Something extraordinary is happening on Twitter (and no, it’s not the Kanye thing). Last Saturday, a random 18-year-old named Keziah tweeted out a picture of herself wearing a Chinese dress with the caption “PROM.” A random man named Jeremy Lam retweeted her photo with the caption “My culture is NOT your goddamn prom dress.” Lam’s tweet went viral and has made Keziah the recipient of thousands of hateful messages accusing her of “cultural appropriation” of Chinese culture. But that’s not what’s so amazing.
PROM pic.twitter.com/gsJ0LtsCmP
— Keziah (@daumkeziah) April 22, 2018
My culture is NOT your goddamn prom dress. https://t.co/vhkNOPevKD
— Bôh (@jere_bare) April 27, 2018
“Was the theme of the prom racism?” wrote Twitter user @holdyourbutts. “What Chinese event were you invited to that you feel so entitled to wear a Chinese dress? Culture appropriation at its finest,” wrote @that_boy_mohami. “There’s a long history behind the dress,” wrote @bunchukuu, “and white people are not a part of it.”
We’ve come to expect that kind of thing from the Twitterverse. The hatred and oppression of the left is nothing new. But here’s what happened next:
Was the theme of prom casual racism?
— •just kate• (@secondhandkate) April 27, 2018
just because it’s okay to a few chinese people doesn’t mean it’s okay to all of us? our traditional dress isn’t meant to be a fashion statement or make you appear more “exotic”. there’s a long history behind the dress and white people are not a part of it.

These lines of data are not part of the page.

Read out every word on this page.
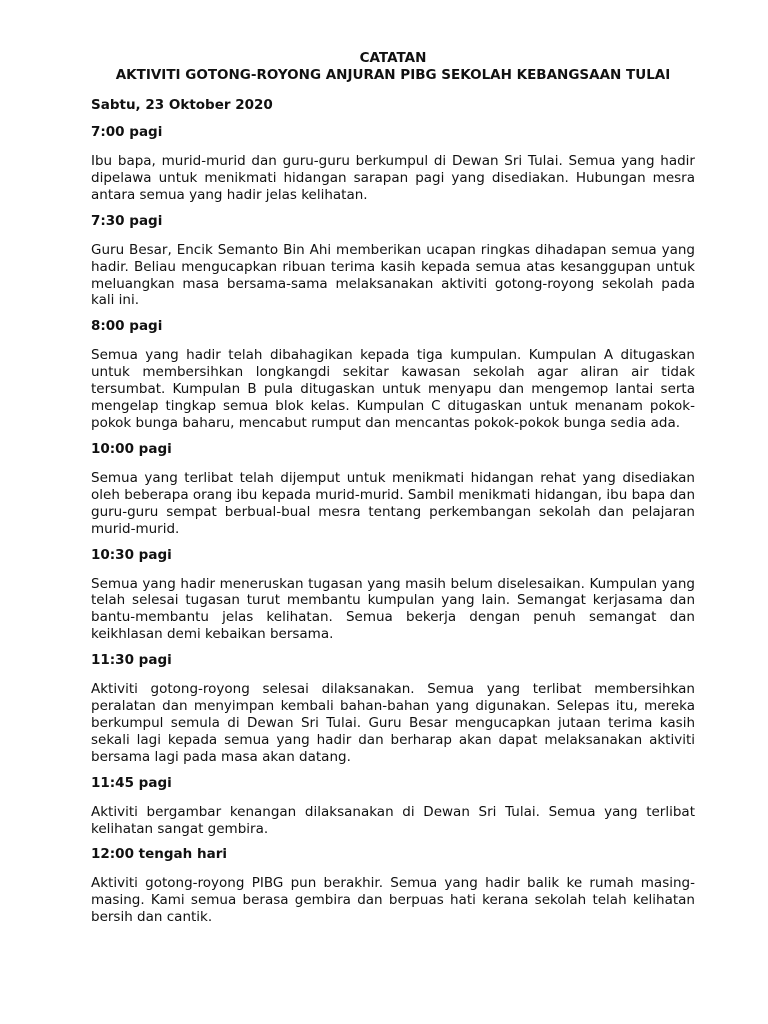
CATATAN
AKTIVITI GOTONG-ROYONG ANJURAN PIBG SEKOLAH KEBANGSAAN TULAI
Sabtu, 23 Oktober 2020
7:00 pagi

Ibu bapa, murid-murid dan guru-guru berkumpul di Dewan Sri Tulai. Semua yang hadir dipelawa untuk menikmati hidangan sarapan pagi yang disediakan. Hubungan mesra antara semua yang hadir jelas kelihatan.

7:30 pagi

Guru Besar, Encik Semanto Bin Ahi memberikan ucapan ringkas dihadapan semua yang hadir. Beliau mengucapkan ribuan terima kasih kepada semua atas kesanggupan untuk meluangkan masa bersama-sama melaksanakan aktiviti gotong-royong sekolah pada kali ini.

8:00 pagi

Semua yang hadir telah dibahagikan kepada tiga kumpulan. Kumpulan A ditugaskan untuk membersihkan longkangdi sekitar kawasan sekolah agar aliran air tidak tersumbat. Kumpulan B pula ditugaskan untuk menyapu dan mengemop lantai serta mengelap tingkap semua blok kelas. Kumpulan C ditugaskan untuk menanam pokok-pokok bunga baharu, mencabut rumput dan mencantas pokok-pokok bunga sedia ada.

10:00 pagi

Semua yang terlibat telah dijemput untuk menikmati hidangan rehat yang disediakan oleh beberapa orang ibu kepada murid-murid. Sambil menikmati hidangan, ibu bapa dan guru-guru sempat berbual-bual mesra tentang perkembangan sekolah dan pelajaran murid-murid.

10:30 pagi

Semua yang hadir meneruskan tugasan yang masih belum diselesaikan. Kumpulan yang telah selesai tugasan turut membantu kumpulan yang lain. Semangat kerjasama dan bantu-membantu jelas kelihatan. Semua bekerja dengan penuh semangat dan keikhlasan demi kebaikan bersama.

11:30 pagi

Aktiviti gotong-royong selesai dilaksanakan. Semua yang terlibat membersihkan peralatan dan menyimpan kembali bahan-bahan yang digunakan. Selepas itu, mereka berkumpul semula di Dewan Sri Tulai. Guru Besar mengucapkan jutaan terima kasih sekali lagi kepada semua yang hadir dan berharap akan dapat melaksanakan aktiviti bersama lagi pada masa akan datang.

11:45 pagi

Aktiviti bergambar kenangan dilaksanakan di Dewan Sri Tulai. Semua yang terlibat kelihatan sangat gembira.

12:00 tengah hari

Aktiviti gotong-royong PIBG pun berakhir. Semua yang hadir balik ke rumah masing-masing. Kami semua berasa gembira dan berpuas hati kerana sekolah telah kelihatan bersih dan cantik.
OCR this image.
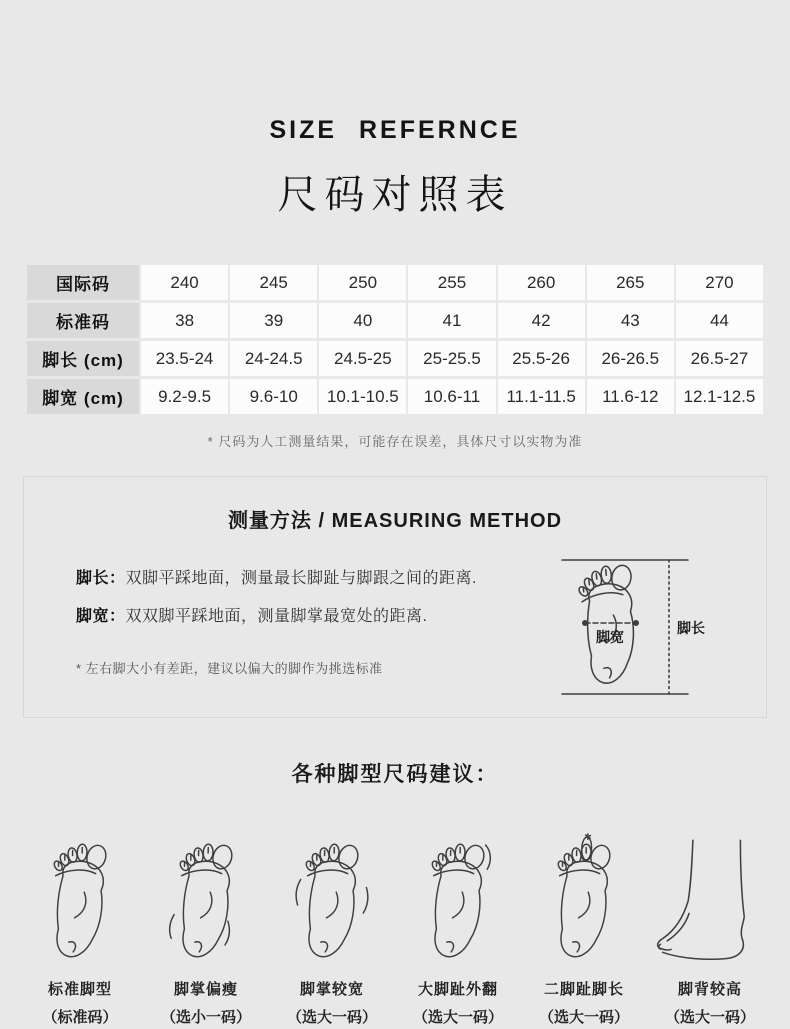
SIZE REFERNCE
尺码对照表
国际码	240	245	250	255	260	265	270
标准码	38	39	40	41	42	43	44
脚长 (cm)	23.5-24	24-24.5	24.5-25	25-25.5	25.5-26	26-26.5	26.5-27
脚宽 (cm)	9.2-9.5	9.6-10	10.1-10.5	10.6-11	11.1-11.5	11.6-12	12.1-12.5
* 尺码为人工测量结果，可能存在误差，具体尺寸以实物为准
测量方法 / MEASURING METHOD
脚长：双脚平踩地面，测量最长脚趾与脚跟之间的距离.
脚宽：双双脚平踩地面，测量脚掌最宽处的距离.
* 左右脚大小有差距，建议以偏大的脚作为挑选标准
脚宽
脚长
各种脚型尺码建议：
标准脚型
（标准码）
脚掌偏瘦
（选小一码）
脚掌较宽
（选大一码）
大脚趾外翻
（选大一码）
二脚趾脚长
（选大一码）
脚背较高
（选大一码）
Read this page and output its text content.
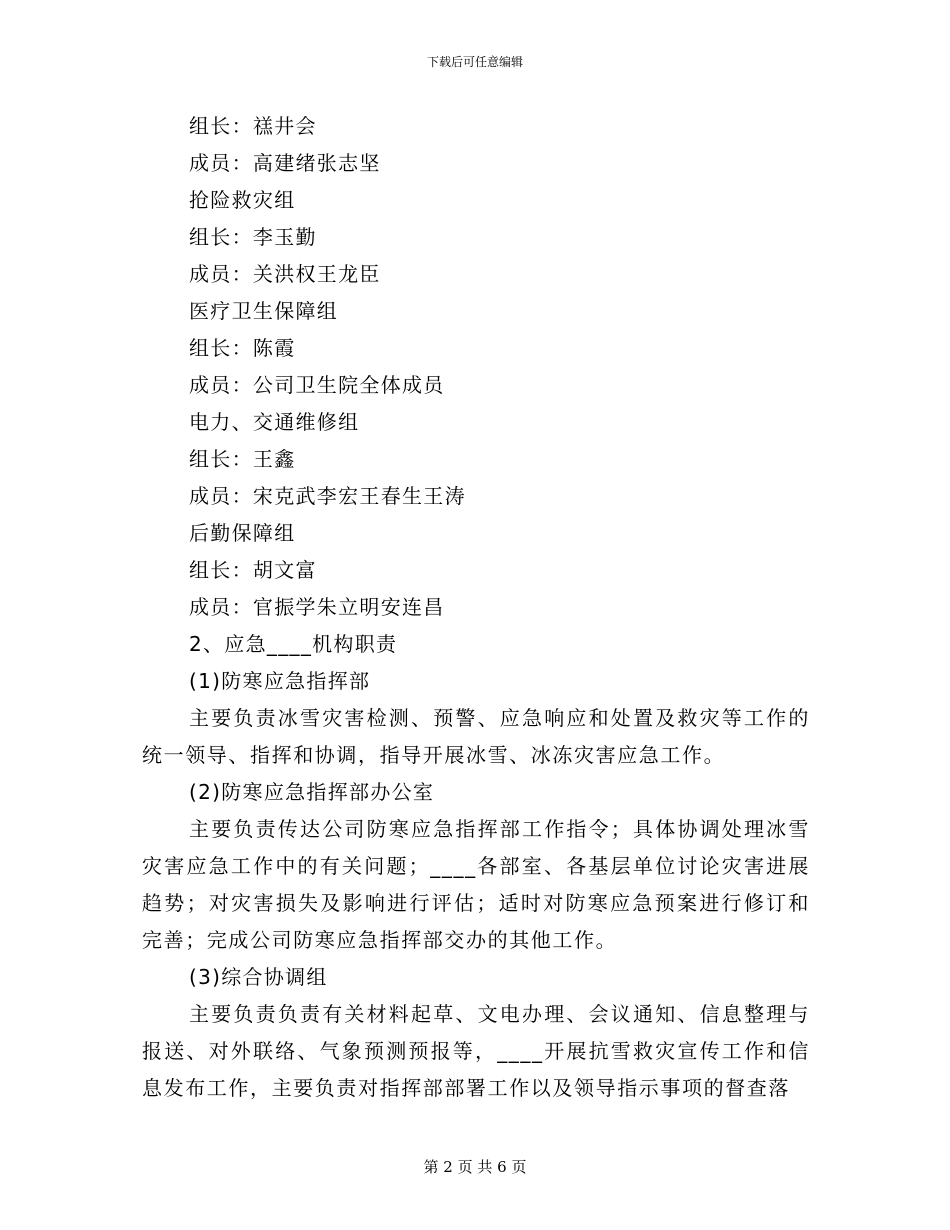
下载后可任意编辑

组长：禚井会

成员：高建绪张志坚

抢险救灾组

组长：李玉勤

成员：关洪权王龙臣

医疗卫生保障组

组长：陈霞

成员：公司卫生院全体成员

电力、交通维修组

组长：王鑫

成员：宋克武李宏王春生王涛

后勤保障组

组长：胡文富

成员：官振学朱立明安连昌

2、应急____机构职责

(1)防寒应急指挥部

主要负责冰雪灾害检测、预警、应急响应和处置及救灾等工作的统一领导、指挥和协调，指导开展冰雪、冰冻灾害应急工作。

(2)防寒应急指挥部办公室

主要负责传达公司防寒应急指挥部工作指令；具体协调处理冰雪灾害应急工作中的有关问题；____各部室、各基层单位讨论灾害进展趋势；对灾害损失及影响进行评估；适时对防寒应急预案进行修订和完善；完成公司防寒应急指挥部交办的其他工作。

(3)综合协调组

主要负责负责有关材料起草、文电办理、会议通知、信息整理与报送、对外联络、气象预测预报等，____开展抗雪救灾宣传工作和信息发布工作，主要负责对指挥部部署工作以及领导指示事项的督查落

第 2 页 共 6 页
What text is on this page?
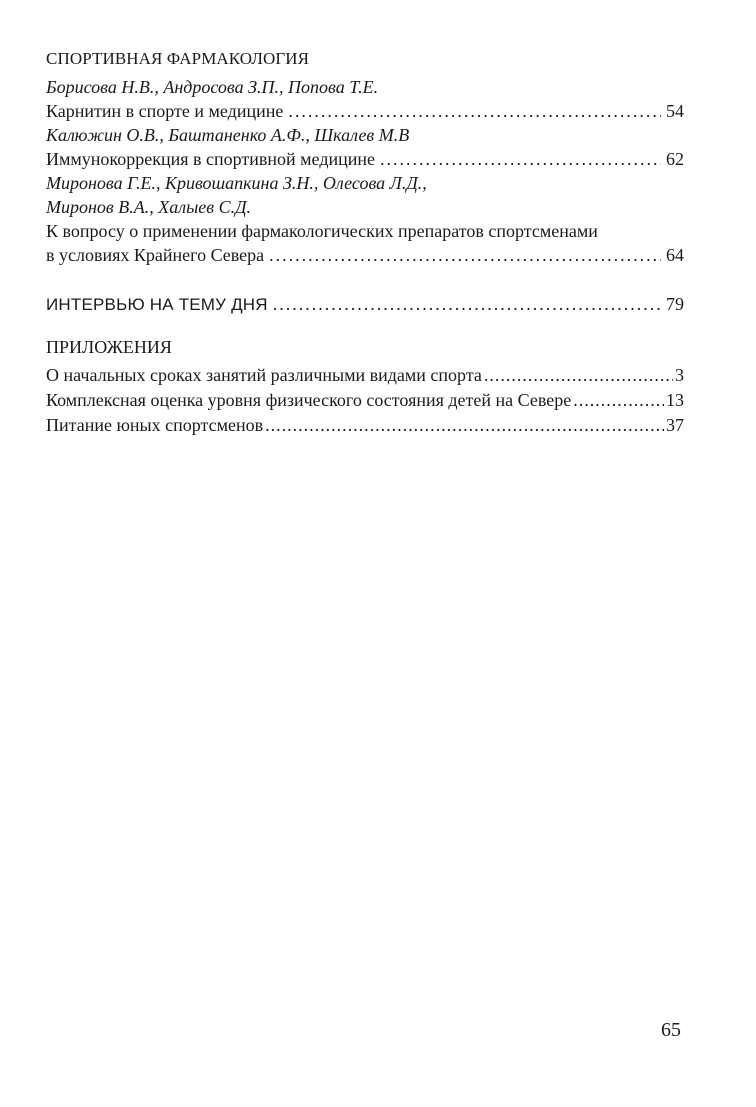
СПОРТИВНАЯ ФАРМАКОЛОГИЯ
Борисова Н.В., Андросова З.П., Попова Т.Е.
Карнитин в спорте и медицине .....	54
Калюжин О.В., Баштаненко А.Ф., Шкалев М.В
Иммунокоррекция в спортивной медицине .....	62
Миронова Г.Е., Кривошапкина З.Н., Олесова Л.Д.,
Миронов В.А., Халыев С.Д.
К вопросу о применении фармакологических препаратов спортсменами
в условиях Крайнего Севера .....	64
ИНТЕРВЬЮ НА ТЕМУ ДНЯ .....	79
ПРИЛОЖЕНИЯ
О начальных сроках занятий различными видами спорта .....	3
Комплексная оценка уровня физического состояния детей на Севере .....	13
Питание юных спортсменов .....	37
65
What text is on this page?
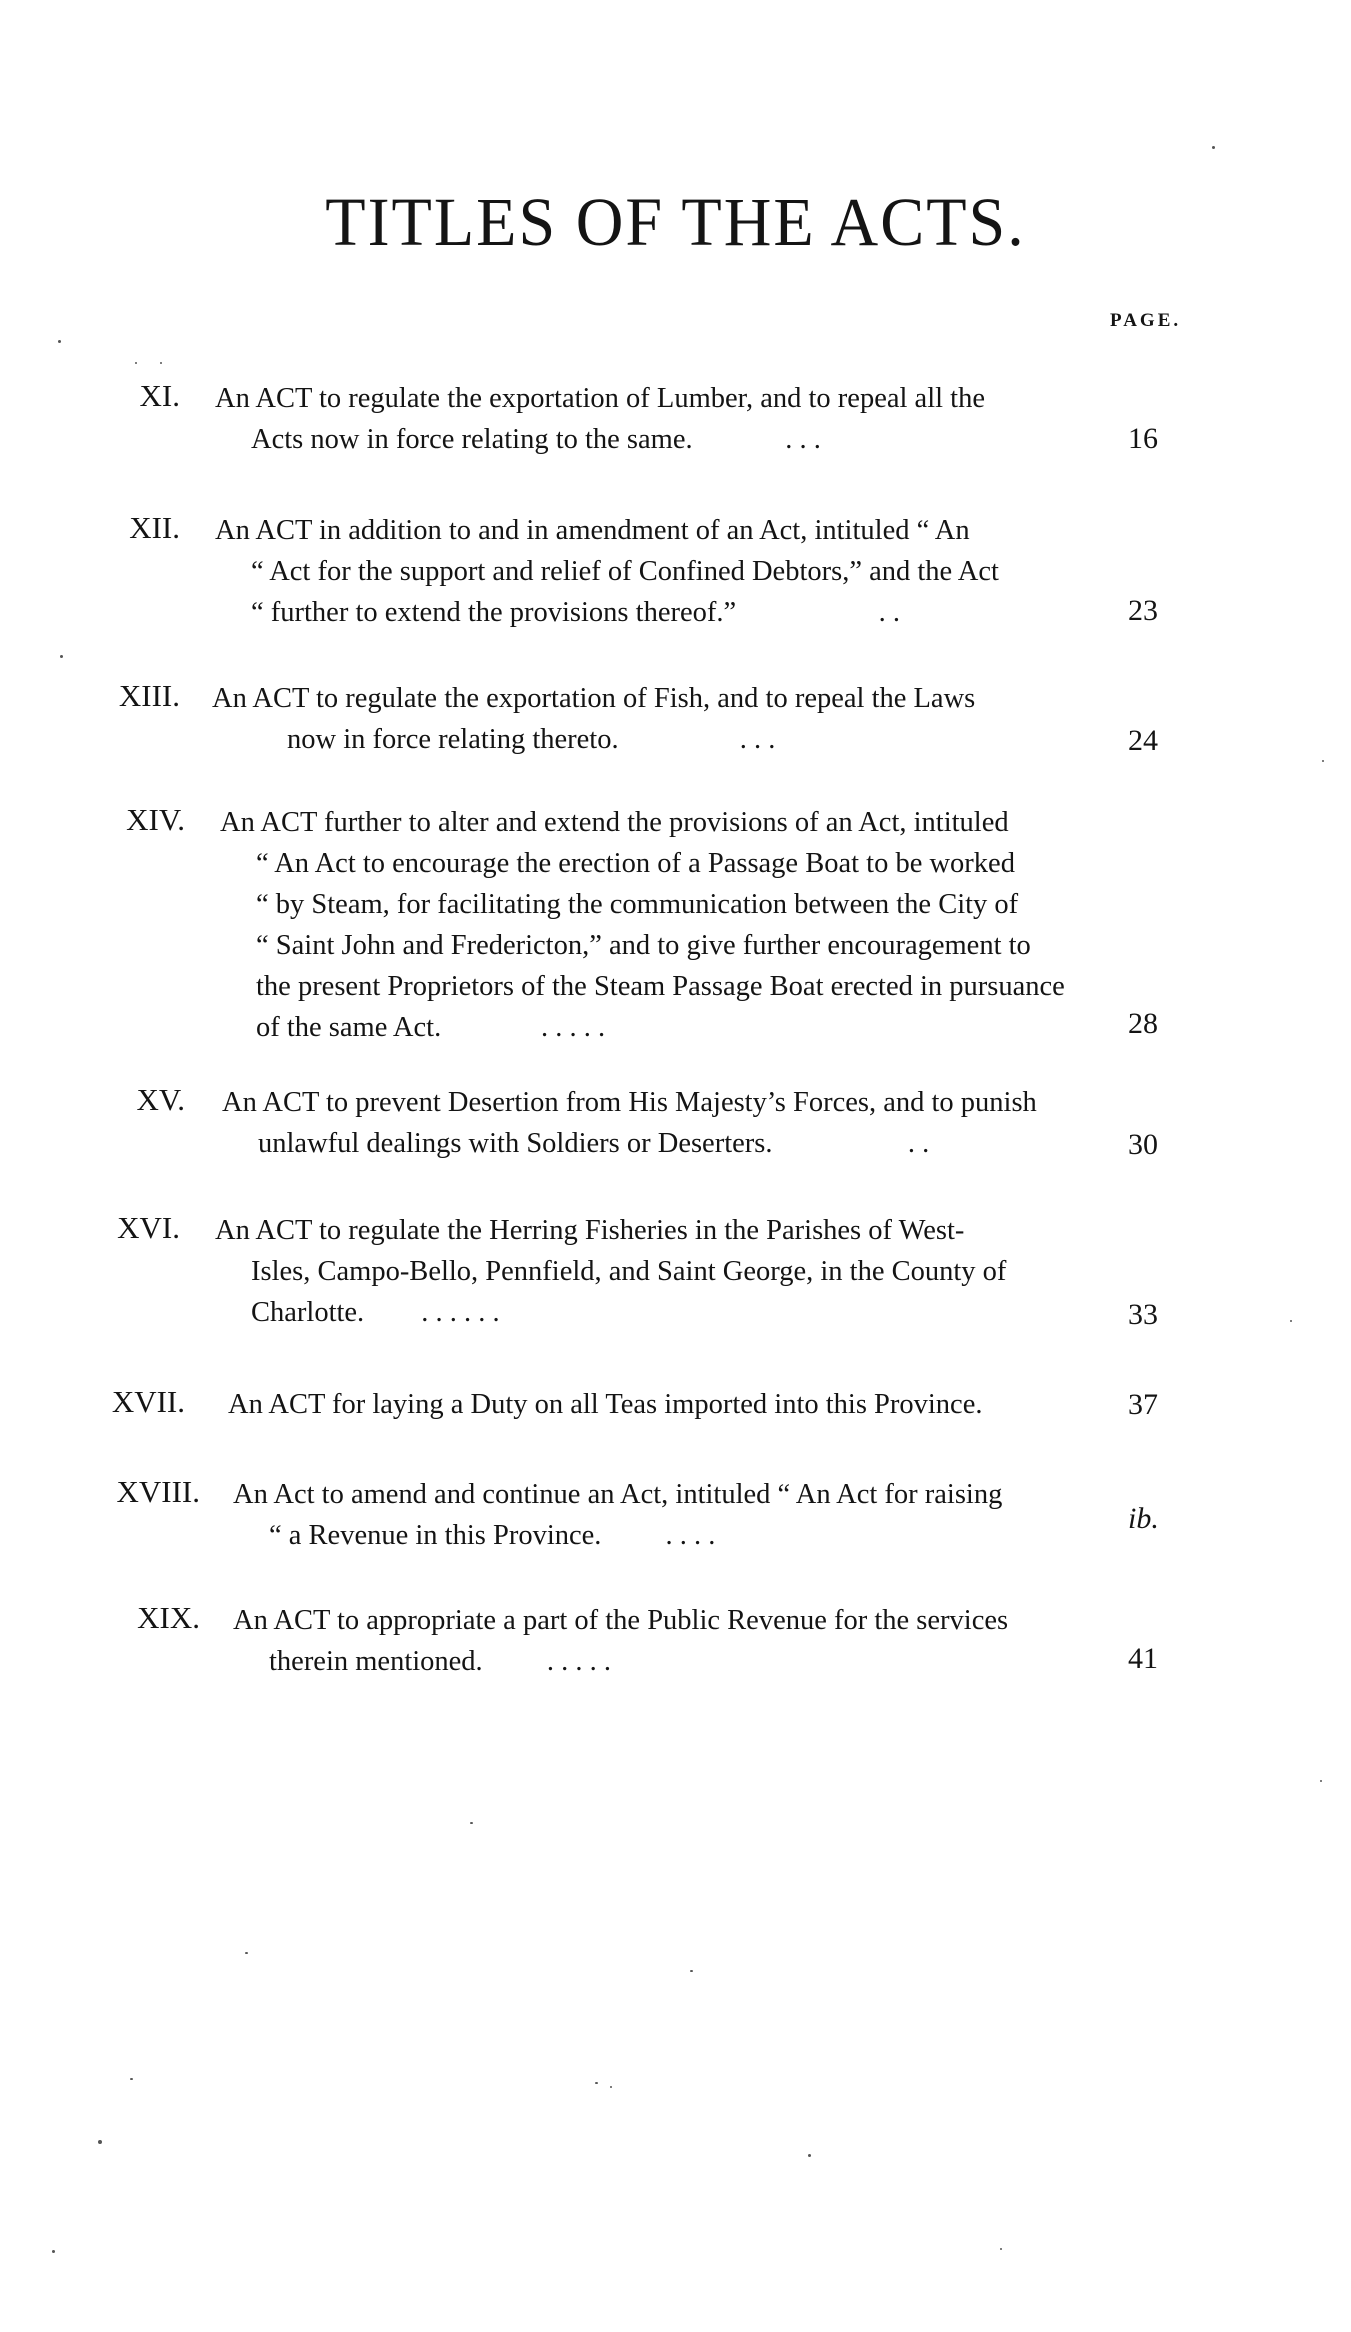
TITLES OF THE ACTS.
PAGE.
XI. An ACT to regulate the exportation of Lumber, and to repeal all the
Acts now in force relating to the same.	. . .	16
XII. An ACT in addition to and in amendment of an Act, intituled “ An
“ Act for the support and relief of Confined Debtors,” and the Act
“ further to extend the provisions thereof.”	. .	23
XIII. An ACT to regulate the exportation of Fish, and to repeal the Laws
now in force relating thereto.	. . .	24
XIV. An ACT further to alter and extend the provisions of an Act, intituled
“ An Act to encourage the erection of a Passage Boat to be worked
“ by Steam, for facilitating the communication between the City of
“ Saint John and Fredericton,” and to give further encouragement to
the present Proprietors of the Steam Passage Boat erected in pursuance
of the same Act.	. . . . .	28
XV. An ACT to prevent Desertion from His Majesty’s Forces, and to punish
unlawful dealings with Soldiers or Deserters.	. .	30
XVI. An ACT to regulate the Herring Fisheries in the Parishes of West-
Isles, Campo-Bello, Pennfield, and Saint George, in the County of
Charlotte. . . . . . .	33
XVII. An ACT for laying a Duty on all Teas imported into this Province.	37
XVIII. An Act to amend and continue an Act, intituled “ An Act for raising
“ a Revenue in this Province. . . . .
ib.
XIX. An ACT to appropriate a part of the Public Revenue for the services
therein mentioned. . . . . .	41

— katana (@bunchukuu) April 28, 2018
Mixed in with the bullying and the negativity were countless comments from Chinese people coming to Keziah’s defense — and pushing back against the idea of “cultural appropriation.” People from different cultures appreciating one another, these commenters were saying, is a good and necessary thing.
Popular video game designer Mark Kern tweeted, “I am Chinese, thank you for wearing this. Please enjoy.” Chinese Twitter user @thekawaiicrew tweeted, “What good is our culture if we can’t share it with others?” @will_morris117 wrote, “You should probably learn about your own culture then. Because no one from China would have a problem with her wearing a cheongsam to a formal event.”
https://twitter.com/Grummz/status/990376413571072000
Keziah — showing amazing strength for an 18-year-old suddenly subjected to the bullying of thousands — fought back, echoing the sentiments of the Chinese commenters. “To everyone causing so much negativity,” she wrote on Twitter, “I mean no disrespect to the Chinese culture. I’m simply showing my appreciation to their culture. I’m not deleting my post because I’ve done nothing but show my love for the culture. It’s a f***ing dress. And it’s beautiful.”
The idea that only people from a certain culture can do (or say, or eat, or wear) something from that culture is not only ridiculous, it’s sinister. By selling minority groups the false notion that the evil white man is coming to take away their culture and pretend it’s his, the left is able to keep minority groups segregated from the mainstream. But, of course, that’s not what’s going at all.
When a non-Chinese teenager wears a Chinese dress to prom, or a non-Polynesian little girl wears a Moana costume, or a non-Indian wife serves an Indian dish she learned from her colleague to her family, it’s a sign that those things are appreciated, accepted, and valued. It isn’t the evil white men coming to take away something that belongs to someone else, it’s the amazing melting pot of our country adopting something that it appreciates.
Twitter is often a place of bubbles — each person exists within the bubble of their own followers and the people they follow, all of whom generally agree. And often the arguments that take place on Twitter happen not as debates but as theater, designed to show everyone how smart we are rather than hear the viewpoints of others. But something like Lam’s tweet — a statement that seems so rational to one group and so irrational to another — can pop the bubble, if only for a moment. Of course, it would be a lot better if we tried not to ruin an 18-year-old’s prom in the process.